- Born: February 19, 1971 (age 55) Atlanta, Georgia, United States
- Education: Benjamin Elijah Mays High School
- Alma mater: Syracuse University (BA)
- Occupations: Record executive; marketing consultant; author;
- Writing career
- Notable work: The Hip-Hop Professional: A Woman’s Guide to Climbing the Ladder of Success in the Entertainment Business

= Shanti Das =

American businesswoman (born 1971)

Shanti Das (born February 19, 1971) is an American record executive, speaker, author, and Philanthropist. She served as Vice President of Marketing at Columbia Records from 2001 to 2005, and Executive Vice President of Urban Marketing and Artist Development at Universal Motown Records from 2005 to 2009. During the latter role, she managed marketing campaigns for Akon, Erykah Badu, and Ashanti. She began her career at LaFace Records, where she was a promotions and marketing director from 1993 to 2000.

== Early life ==
Das's father, an immigrant from Kolkata, India, committed suicide when she was seven months old. She and her two siblings were raised by her mother, Gloria, an African American from Atlanta, Georgia.

== Career ==
In 2005, Das joined Universal Motown as Executive Vice President of Urban Marketing and Artist Development. From 2007 to 2009, she was co-president of 1st Class Entertainment and co-founder of R&B Live New York, a monthly live music series that showcased urban talent from signed and unsigned artists.

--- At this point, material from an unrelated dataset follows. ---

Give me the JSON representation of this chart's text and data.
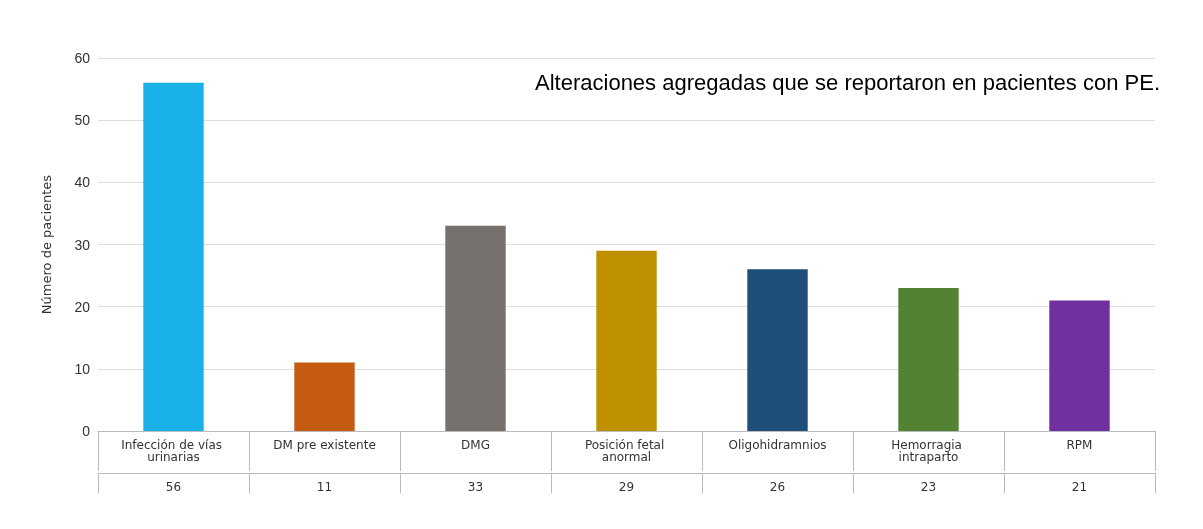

Das was named to Crain Communications "40 Under 40" in 2009. Later that year she created May We Rest in Peace, a nonprofit organization to help bury bodies stacking up at Detroit's Wayne County Morgue.

Das left Universal Motown in 2009 and launched the company PressReset.me, an Atlanta-based firm that provides entertainment marketing consulting, talent booking, special event planning and life mentoring services. She is currently co-founder of the live music showcase, ATL LIVE on the Park, a southern version of Das' New York R&B Live showcase.

In August 2010, Das wrote and published the book The Hip-Hop Professional: A Woman’s Guide to Climbing the Ladder of Success in the Entertainment Business, which chronicles her 20-year career in the music industry.

Das is an advisory board member of Bandier Music Program at Syracuse.